Kronmiller Brent A, Wise Roger P
Department of Plant Pathology and Microbiology, Iowa State University, Ames, IA, USA.
Methods Mol Biol. 2013;1057:305-19. doi: 10.1007/978-1-62703-568-2_22.
Grass genomes harbor a diverse and complex content of repeated sequences. Most of these repeats occur as abundant transposable elements (TEs), which present unique challenges to sequence, assemble, and annotate genomes. Multiple copies of Long Terminal Repeat (LTR) retrotransposons can hinder sequence assembly and also cause problems with gene annotation. TEs can also contain protein-encoding genes, the ancient remnants of which can mislead gene identification software if not correctly masked. Hence, accurate assembly is crucial for gene annotation. We present TEnest v2.0. TEnest computationally annotates and chronologically displays nested transposable elements. Utilizing organism-specific TE databases as a reference for reconstructing degraded TEs to their ancestral state, annotation of repeats is accomplished by iterative sequence alignment. Subsequently, an output consisting of a graphical display of the chronological nesting structure and coordinate positions of all TE insertions is the result. Both linux command line and Web versions of the TEnest software are available at www.wiselab.org and www.plantgdb.org/tool/, respectively.
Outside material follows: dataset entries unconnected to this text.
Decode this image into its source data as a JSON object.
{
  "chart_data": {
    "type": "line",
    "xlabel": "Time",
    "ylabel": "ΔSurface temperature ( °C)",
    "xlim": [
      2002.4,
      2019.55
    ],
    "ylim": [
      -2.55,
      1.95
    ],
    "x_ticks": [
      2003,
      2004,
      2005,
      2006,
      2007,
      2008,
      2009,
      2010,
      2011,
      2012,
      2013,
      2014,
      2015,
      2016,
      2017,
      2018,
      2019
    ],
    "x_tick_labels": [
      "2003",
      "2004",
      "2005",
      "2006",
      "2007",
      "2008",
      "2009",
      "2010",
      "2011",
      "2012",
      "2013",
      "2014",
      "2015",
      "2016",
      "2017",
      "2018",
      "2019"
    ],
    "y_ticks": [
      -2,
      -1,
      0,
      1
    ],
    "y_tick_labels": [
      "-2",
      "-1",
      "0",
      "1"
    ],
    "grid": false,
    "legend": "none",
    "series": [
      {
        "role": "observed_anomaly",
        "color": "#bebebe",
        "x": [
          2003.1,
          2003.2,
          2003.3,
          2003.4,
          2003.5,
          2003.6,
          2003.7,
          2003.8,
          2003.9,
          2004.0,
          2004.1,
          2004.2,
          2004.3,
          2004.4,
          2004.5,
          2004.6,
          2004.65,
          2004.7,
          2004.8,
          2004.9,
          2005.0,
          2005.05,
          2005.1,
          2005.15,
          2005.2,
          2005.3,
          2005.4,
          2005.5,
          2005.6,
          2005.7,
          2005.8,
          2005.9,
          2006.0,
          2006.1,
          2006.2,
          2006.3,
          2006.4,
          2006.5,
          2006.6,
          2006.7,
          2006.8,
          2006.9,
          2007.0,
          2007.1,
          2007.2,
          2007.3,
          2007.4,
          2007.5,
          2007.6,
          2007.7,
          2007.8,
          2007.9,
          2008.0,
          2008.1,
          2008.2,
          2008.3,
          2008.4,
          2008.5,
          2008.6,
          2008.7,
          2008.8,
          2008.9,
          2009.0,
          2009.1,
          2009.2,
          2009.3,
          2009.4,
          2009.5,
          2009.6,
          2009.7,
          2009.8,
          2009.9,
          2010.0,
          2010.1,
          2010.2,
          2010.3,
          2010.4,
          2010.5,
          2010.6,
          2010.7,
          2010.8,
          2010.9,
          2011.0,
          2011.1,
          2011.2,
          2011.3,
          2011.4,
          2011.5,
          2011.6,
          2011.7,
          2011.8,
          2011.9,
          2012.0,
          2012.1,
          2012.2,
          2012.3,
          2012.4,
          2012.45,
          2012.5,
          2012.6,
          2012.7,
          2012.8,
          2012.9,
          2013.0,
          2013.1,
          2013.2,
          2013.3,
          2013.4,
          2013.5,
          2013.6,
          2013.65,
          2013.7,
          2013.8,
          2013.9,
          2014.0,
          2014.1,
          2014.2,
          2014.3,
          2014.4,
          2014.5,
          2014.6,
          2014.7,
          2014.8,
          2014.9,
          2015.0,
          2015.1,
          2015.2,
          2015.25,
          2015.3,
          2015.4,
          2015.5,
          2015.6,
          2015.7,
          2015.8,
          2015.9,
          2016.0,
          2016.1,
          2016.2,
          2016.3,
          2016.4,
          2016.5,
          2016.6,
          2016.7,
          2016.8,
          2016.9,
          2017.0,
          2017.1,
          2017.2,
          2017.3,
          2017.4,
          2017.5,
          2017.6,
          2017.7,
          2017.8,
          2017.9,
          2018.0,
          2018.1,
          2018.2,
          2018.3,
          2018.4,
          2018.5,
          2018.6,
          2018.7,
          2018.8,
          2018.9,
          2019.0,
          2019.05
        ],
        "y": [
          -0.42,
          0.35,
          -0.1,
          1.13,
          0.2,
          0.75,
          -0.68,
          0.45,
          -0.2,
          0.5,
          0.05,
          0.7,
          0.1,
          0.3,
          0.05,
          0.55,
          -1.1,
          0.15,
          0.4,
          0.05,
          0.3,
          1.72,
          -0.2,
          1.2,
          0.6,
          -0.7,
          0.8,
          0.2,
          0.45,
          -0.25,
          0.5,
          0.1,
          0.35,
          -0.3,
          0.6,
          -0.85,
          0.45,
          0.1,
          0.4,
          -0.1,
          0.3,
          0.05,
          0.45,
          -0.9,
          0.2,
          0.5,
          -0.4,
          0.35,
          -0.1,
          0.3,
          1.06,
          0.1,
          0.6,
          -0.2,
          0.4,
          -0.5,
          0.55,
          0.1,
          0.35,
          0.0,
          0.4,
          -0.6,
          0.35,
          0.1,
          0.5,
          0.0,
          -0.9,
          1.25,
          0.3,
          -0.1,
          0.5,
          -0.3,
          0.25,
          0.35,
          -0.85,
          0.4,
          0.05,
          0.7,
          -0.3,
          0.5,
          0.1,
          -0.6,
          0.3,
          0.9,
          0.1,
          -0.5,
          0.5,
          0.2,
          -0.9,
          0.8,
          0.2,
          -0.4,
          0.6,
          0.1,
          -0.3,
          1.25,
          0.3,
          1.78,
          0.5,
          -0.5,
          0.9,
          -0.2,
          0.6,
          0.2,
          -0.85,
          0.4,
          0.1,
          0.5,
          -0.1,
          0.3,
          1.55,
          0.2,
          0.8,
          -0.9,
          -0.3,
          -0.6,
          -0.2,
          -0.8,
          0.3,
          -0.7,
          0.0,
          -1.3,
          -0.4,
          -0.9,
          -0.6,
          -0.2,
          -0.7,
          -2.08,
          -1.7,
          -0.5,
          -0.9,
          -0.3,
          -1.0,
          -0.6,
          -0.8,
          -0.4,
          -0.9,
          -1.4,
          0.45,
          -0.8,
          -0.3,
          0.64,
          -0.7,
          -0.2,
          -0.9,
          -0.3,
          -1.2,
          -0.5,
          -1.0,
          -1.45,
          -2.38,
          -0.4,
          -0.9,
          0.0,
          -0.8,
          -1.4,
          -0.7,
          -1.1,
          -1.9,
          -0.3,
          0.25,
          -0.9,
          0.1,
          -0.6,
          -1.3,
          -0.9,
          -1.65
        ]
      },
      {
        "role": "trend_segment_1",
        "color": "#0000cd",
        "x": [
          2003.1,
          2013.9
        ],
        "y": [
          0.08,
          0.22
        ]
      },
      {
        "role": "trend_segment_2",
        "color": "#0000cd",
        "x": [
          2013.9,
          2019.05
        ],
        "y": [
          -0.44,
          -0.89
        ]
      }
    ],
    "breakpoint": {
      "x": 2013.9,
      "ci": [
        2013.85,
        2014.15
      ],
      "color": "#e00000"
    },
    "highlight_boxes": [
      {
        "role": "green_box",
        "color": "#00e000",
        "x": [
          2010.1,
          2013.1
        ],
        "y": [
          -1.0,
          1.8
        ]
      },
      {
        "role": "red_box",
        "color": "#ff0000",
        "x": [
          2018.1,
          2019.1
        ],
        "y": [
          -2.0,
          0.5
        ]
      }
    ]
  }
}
禾本科植物基因组含有多样且复杂的重复序列。这些重复序列大多以丰富的转座元件(TEs)形式存在,这给基因组测序、组装和注释带来了独特挑战。长末端重复序列(LTR)逆转座子的多个拷贝会阻碍序列组装,还会导致基因注释问题。TEs 也可能包含蛋白质编码基因,如果没有正确屏蔽,其古老残余部分会误导基因识别软件。因此,准确组装对于基因注释至关重要。我们展示了 TEnest v2.0。TEnest 通过计算注释并按时间顺序显示嵌套的转座元件。利用特定物种的 TE 数据库作为参考,将退化的 TEs 重建到其祖先状态,通过迭代序列比对完成重复序列的注释。随后,输出结果是一个图形化显示所有 TE 插入的时间顺序嵌套结构和坐标位置。TEnest 软件的 Linux 命令行版本和网络版本分别可在 www.wiselab.org 和 www.plantgdb.org/tool/ 获取。